The parts of the world where they have to feed their people or they’re going to starve, like Bangladesh, they get it.
Don Kent says hes done the calculations based on estimates that 1,000 tons of aquaculture produces about 40 jobs. California has 37 million people in it, he said from his office in San Diego. If we grew all the seafood we needed for those people we’d need something like a quarter million tons of seafood just for California. And figuring, when you filet the fish, you eat half and the other half gets thrown away the bones and guts and everything you’d actually need half a million tons of seafood. That’s 500,000 tons times 40. You’re talking about tens of thousands of jobs. Well over 20,000 jobs, just to feed our own people.

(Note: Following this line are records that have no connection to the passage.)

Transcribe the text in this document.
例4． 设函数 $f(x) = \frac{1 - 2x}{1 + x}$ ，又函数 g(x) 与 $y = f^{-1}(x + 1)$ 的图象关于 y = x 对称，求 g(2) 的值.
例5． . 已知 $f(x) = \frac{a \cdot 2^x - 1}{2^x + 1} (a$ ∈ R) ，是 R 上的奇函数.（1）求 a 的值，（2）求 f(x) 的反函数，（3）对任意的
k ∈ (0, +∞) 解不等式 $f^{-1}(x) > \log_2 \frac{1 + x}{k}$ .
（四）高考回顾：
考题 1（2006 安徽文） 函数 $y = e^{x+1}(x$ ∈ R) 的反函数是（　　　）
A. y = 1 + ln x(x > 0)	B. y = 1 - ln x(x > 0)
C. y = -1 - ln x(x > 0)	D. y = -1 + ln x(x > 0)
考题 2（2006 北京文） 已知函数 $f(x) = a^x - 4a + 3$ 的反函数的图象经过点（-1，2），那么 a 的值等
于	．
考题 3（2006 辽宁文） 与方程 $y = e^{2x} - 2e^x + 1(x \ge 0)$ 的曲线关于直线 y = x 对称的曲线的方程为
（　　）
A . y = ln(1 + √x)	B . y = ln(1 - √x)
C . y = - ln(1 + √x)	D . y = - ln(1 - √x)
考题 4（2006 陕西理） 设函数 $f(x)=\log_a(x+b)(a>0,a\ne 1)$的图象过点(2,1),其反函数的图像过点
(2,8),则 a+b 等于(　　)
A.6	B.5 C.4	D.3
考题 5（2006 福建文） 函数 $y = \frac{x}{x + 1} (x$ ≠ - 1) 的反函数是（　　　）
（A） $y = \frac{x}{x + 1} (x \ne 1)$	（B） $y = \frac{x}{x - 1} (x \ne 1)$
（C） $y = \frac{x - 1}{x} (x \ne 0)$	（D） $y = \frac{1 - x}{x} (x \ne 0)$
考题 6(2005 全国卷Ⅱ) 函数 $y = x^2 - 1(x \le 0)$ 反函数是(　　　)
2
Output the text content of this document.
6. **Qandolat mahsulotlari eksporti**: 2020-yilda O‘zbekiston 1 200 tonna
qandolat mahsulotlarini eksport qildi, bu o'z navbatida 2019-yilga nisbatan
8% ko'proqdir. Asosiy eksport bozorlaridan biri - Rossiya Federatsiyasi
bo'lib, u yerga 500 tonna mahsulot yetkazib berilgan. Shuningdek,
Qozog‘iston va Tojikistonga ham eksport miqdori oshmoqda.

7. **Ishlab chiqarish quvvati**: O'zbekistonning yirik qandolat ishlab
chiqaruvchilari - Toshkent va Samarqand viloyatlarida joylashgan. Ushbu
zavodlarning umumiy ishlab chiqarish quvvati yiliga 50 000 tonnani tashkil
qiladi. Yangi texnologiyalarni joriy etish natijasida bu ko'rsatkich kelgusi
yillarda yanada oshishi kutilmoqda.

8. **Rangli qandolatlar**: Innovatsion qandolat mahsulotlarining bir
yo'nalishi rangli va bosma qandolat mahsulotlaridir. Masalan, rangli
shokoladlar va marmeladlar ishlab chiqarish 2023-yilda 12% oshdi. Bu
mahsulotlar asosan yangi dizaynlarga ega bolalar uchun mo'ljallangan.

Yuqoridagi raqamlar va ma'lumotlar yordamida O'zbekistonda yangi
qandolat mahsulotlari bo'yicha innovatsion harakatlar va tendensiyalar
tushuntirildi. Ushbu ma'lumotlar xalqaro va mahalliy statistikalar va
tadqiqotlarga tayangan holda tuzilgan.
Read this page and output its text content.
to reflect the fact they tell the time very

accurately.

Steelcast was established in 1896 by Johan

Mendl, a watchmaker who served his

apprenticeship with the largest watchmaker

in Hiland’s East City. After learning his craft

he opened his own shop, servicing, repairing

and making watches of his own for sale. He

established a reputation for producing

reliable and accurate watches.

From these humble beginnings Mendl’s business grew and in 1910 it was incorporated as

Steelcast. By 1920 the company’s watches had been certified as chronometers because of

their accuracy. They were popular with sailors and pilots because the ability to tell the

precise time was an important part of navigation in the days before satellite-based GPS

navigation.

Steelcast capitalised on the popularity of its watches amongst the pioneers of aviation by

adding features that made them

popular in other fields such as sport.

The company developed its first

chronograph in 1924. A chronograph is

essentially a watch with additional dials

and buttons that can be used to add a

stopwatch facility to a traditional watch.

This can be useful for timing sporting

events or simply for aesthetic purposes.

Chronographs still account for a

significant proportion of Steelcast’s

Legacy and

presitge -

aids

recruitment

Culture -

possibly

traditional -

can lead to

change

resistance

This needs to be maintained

And what about taste? After all, is it worth giving up parcels of our oceans and creating a whole new industry in the United States just to have some mealy, flavorless fish as a new form of protein? Kent says thats not the only option.
I’ve tried our fish with gourmet chefs. We grew striped bass, grown in tanks, grown with pelleted diets, he recounted. We gave 20 striped bass, all harvested on sequential days (so we had 20 day-old striped bass, and one day old striped bass harvested), and we had the chef from the Hyatt Regency hotel come in and do a comparison. He said, Well I can really tell the difference between the 20-day-old, and the one-day-old, but I gotta tell you the 20-day-old is better than any product I could source from any provider I have right now.’
He wanted to turn it into a signature dish at all Hyatt Regencies in the world.